I spent most of my time with this game trying to figure out what the hell it was I was supposed to do. This was due in part to the gameplay and in much larger part to the visuals, which resembled games I played on computers and came installed on floppy disks. It’s a downside of lax restrictions for developers, I suppose – the folks making the decisions must have opted for quality over quantity. I can’t help but think they should have raised the bar at least a little higher. An abundance of games resembling this one backs me up on that, I think.
Jump To Win!
Okay, seriously. Again, I understand the importance of giving newer and lesser-known developers access to the marketplace, but this looks like something out of a Max Headroom video. If I wanted to watch low-poly models with floaty animation perform banal tasks in a (very) loose semblance of what the average gamer would consider “gameplay,” I’d have gone for the genre champ, Superman 64. This one’s so bad, and so bad on so many levels, it’s kind of an embarrassment.

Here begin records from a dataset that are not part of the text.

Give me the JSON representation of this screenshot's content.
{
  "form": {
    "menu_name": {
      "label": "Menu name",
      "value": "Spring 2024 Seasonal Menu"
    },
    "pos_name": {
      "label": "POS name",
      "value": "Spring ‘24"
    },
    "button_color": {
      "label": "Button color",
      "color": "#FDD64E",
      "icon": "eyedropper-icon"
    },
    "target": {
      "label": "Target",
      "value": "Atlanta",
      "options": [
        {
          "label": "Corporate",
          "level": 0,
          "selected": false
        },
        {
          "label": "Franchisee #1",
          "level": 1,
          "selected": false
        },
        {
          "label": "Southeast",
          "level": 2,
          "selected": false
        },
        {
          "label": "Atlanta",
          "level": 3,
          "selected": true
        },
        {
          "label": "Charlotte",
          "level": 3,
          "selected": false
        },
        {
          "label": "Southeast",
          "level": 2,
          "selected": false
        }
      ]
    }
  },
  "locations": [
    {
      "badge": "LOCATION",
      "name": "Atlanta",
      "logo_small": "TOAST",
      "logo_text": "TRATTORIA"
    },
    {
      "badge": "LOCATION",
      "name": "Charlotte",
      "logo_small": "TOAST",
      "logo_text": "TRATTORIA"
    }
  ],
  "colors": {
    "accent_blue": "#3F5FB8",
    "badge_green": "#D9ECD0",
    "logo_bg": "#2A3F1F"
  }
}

There are a lot more games on the Ouya market, and I certainly can’t admit to having played them all. That said, the current dearth of compelling games make me think it may be worth waiting a few months before plopping $100 down on the system. I can’t say it’s a bad launch library, especially considering the sheer number of games available — I can, and will, say it’s an underwhelming one. If you don’t mind buying a system for the potential it offers, you might get a kick out of the Ouya. If not, wait it out. You’ll thank us later.